In a way, life has come full circle, because the Royals were reality TV before there was such a thing. Henry VIII’s exploits were fodder for townie gossip and scandal sheets long before we had a Kardashian Box. Both then and now, the viewers know the game and even may know the rules are contrived, just as they know Jersey Shore‘s Snooki is likely flirting with invisible cameramen. It’s just that the viewers don’t care. I once met a Lancashire woman who was something of a political firebrand and came to America to announce that U.S. citizens owe all Native Americans reparations. I felt hard-pressed to argue, but then in an unguarded moment, she admitted she had loved the royals and wanted to be Princess Di when she was younger. Who was I to be self-righteous at that moment and say, “Your monarchy lives off the fat of the poor and is an abomination to the Rights of Man, Republican idealism, human equality and basic morality. Also, they can’t dance.”
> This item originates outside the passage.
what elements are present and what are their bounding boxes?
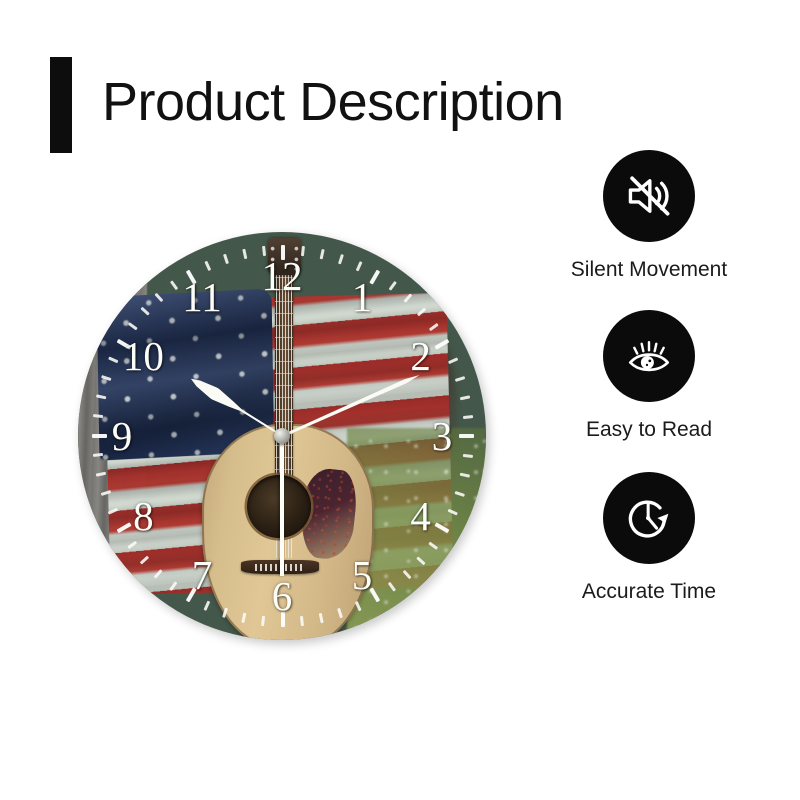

I, too, love reading English history and marvel as chips off the block of William the Conqueror globe trot and take gap years in Chile and need to do little else to stand as testament to the island’s storied past. It’s just that you can love Roman history without needing the Empire to come back. Still, forget the argument about whether the royals are important, whether they should be taxed, or whether their political function makes them easily replaceable with a rubber stamp from Staples. The more important question is: What is the emotional need they fulfill, even in Americans who are supposed to be decathected from such nonsense? Do men in Britain still feel an aching affection for routinzed charisma? Do women still secretly love the idea of being chattel princesses? Or is it more simple? I feel that if we looked into ourselves deeply enough, we’d discover that it’s the same reason we need cable (and pay so much for both): We are existentially sick. We no longer want to live in our bodies. We have checked out. Watching Kate Middleton wed in a story book tale allows us to project ourselves inside of her (take the meaning there however you want), and abscond from our own here and now and the responsibility to our reality. (FYI: Another way to abscond from reality is to believe in heaven.)
Being in our own here and now, after all, is too hard. We are most of us at the mercy of adrenal glands who do our thinking for us. Our bodies are tired from feeling things, freeing ourselves from them mentally is our constant burden. To be in your body all the time requires constant thought and maintenance. Exercising. Working. A debate. Running errands. Motorcross. Skydiving. Even blogging. To take ownership of your own being is a task many of us would readily shrink from. Some literary critics even contend that it’s the struggle where mythology originates–the contrived stories we tell each other and which we use to arrange reality are nothing more than shadows on the wall projected by our own conflicted glands. Thus the royals are are not just Williams and Harrys. They are also our Dicks.
I leave you with that thought as you enjoy the royal wedding. I hear that Sophie Cranston is a fab designer!
Where does that leave me? … Just bought a new Apple TV. So juicy … so delicious … here comes my descent into existential oblivion.